One good thing has come out of treatment - I have a higher tolerance for pain than I ever had before.  My monthly Lupron shots (to put me into/keep me in menopause) are supposedly painful, but I take them without flinching.  I'm living with daily pain, so what's a little bit more?  The medication I'm on - exemestane/Aromasin - has given me arthritis and incredibly achy joints all over my body, so my MedOnc is switching me to a different AI (aromatase inhibitor) to see if that will be more tolerable.  We'll see if it helps.  In the meantime, I'm trying to take no more than 1 Aleve a day, and I hobble like an 80 year old woman every time I get up.   But I'll live with it because I'll LIVE.  I'll take it over the alternative.
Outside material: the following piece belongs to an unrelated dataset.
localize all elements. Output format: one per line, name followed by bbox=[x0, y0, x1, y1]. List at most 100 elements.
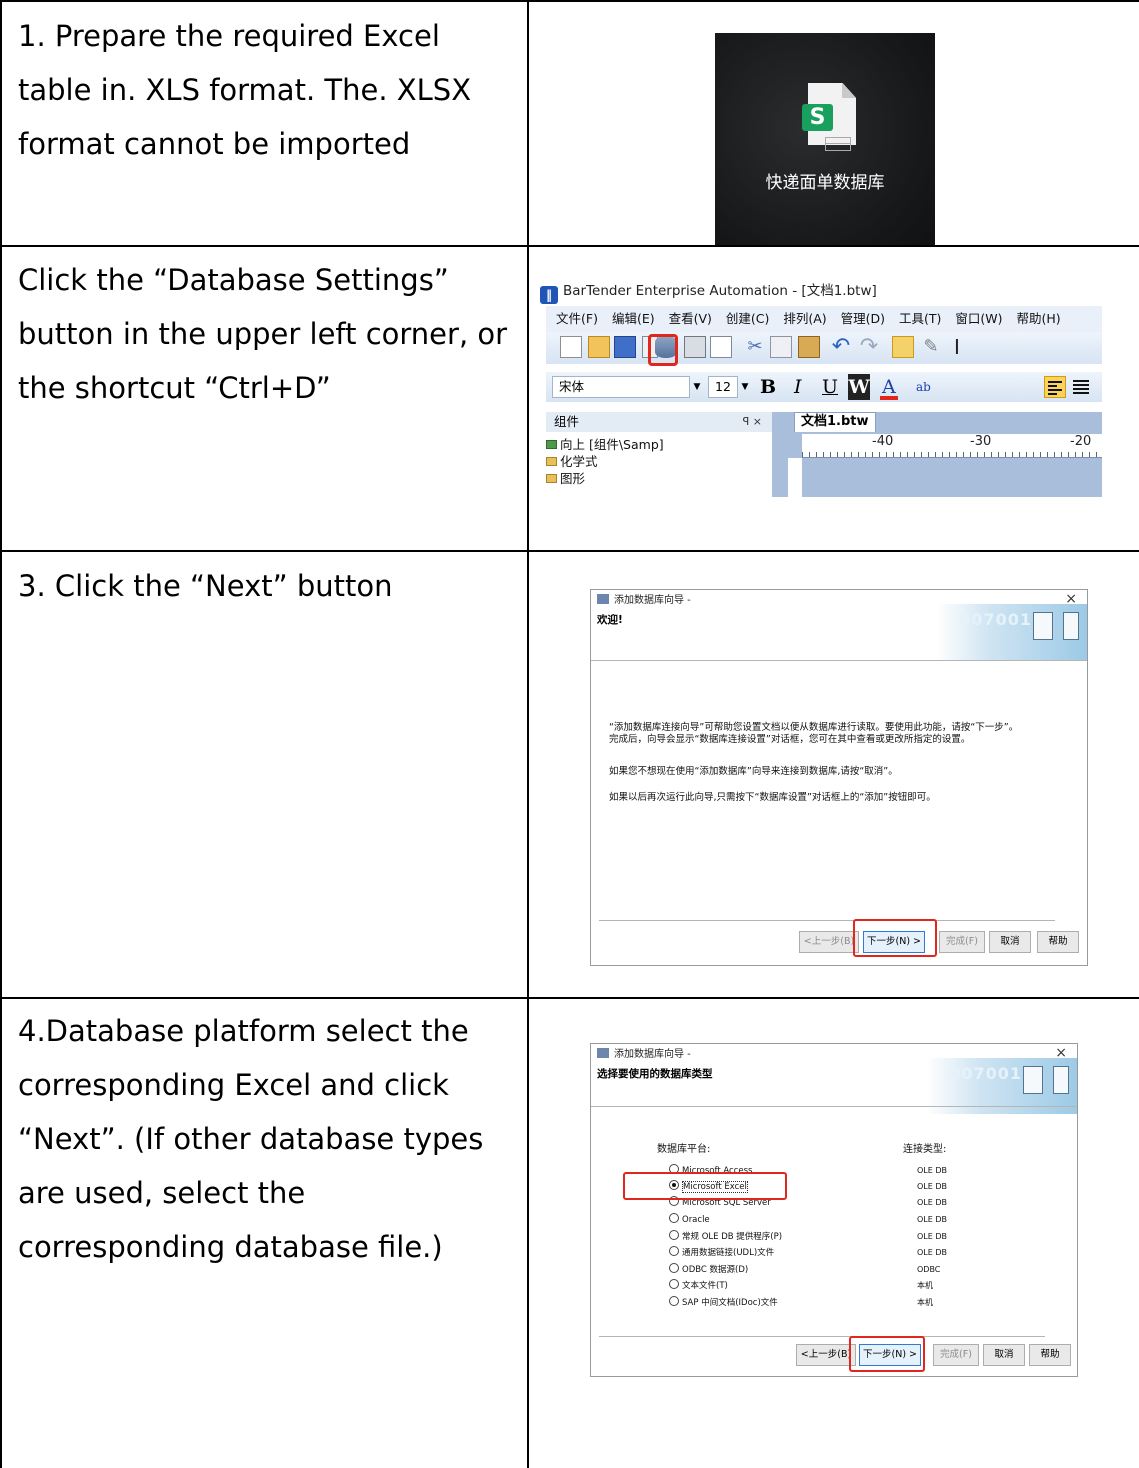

I burned the fingers of my right (cancer side) hand on the stove - just mildly - the other day, and the very next morning felt the beginnings of cording in my arm.  It's been 5 days now, and no amount of stretching or massage on my part has made it any better, so I've sent a message to my physical therapy team, and they're getting an order so I can get an appointment set up.  I love them, but I'm not looking forward to having the cording worked out.  My pain tolerance may be higher, but that will push it to the limit.

My 12 week LiveStrong program at the Y ends at the end of next week, and I highly recommend it to anyone recovering from cancer treatment.  I have 60-70% of my energy back, and I feel so much stronger than I did before I started the program.  It's free, and really has helped me to feel "normal" again.  

My hair is coming back in nicely, though with more grey than before.  It's curly, though still short enough that it looks wavy instead.  It's nice to have hair again!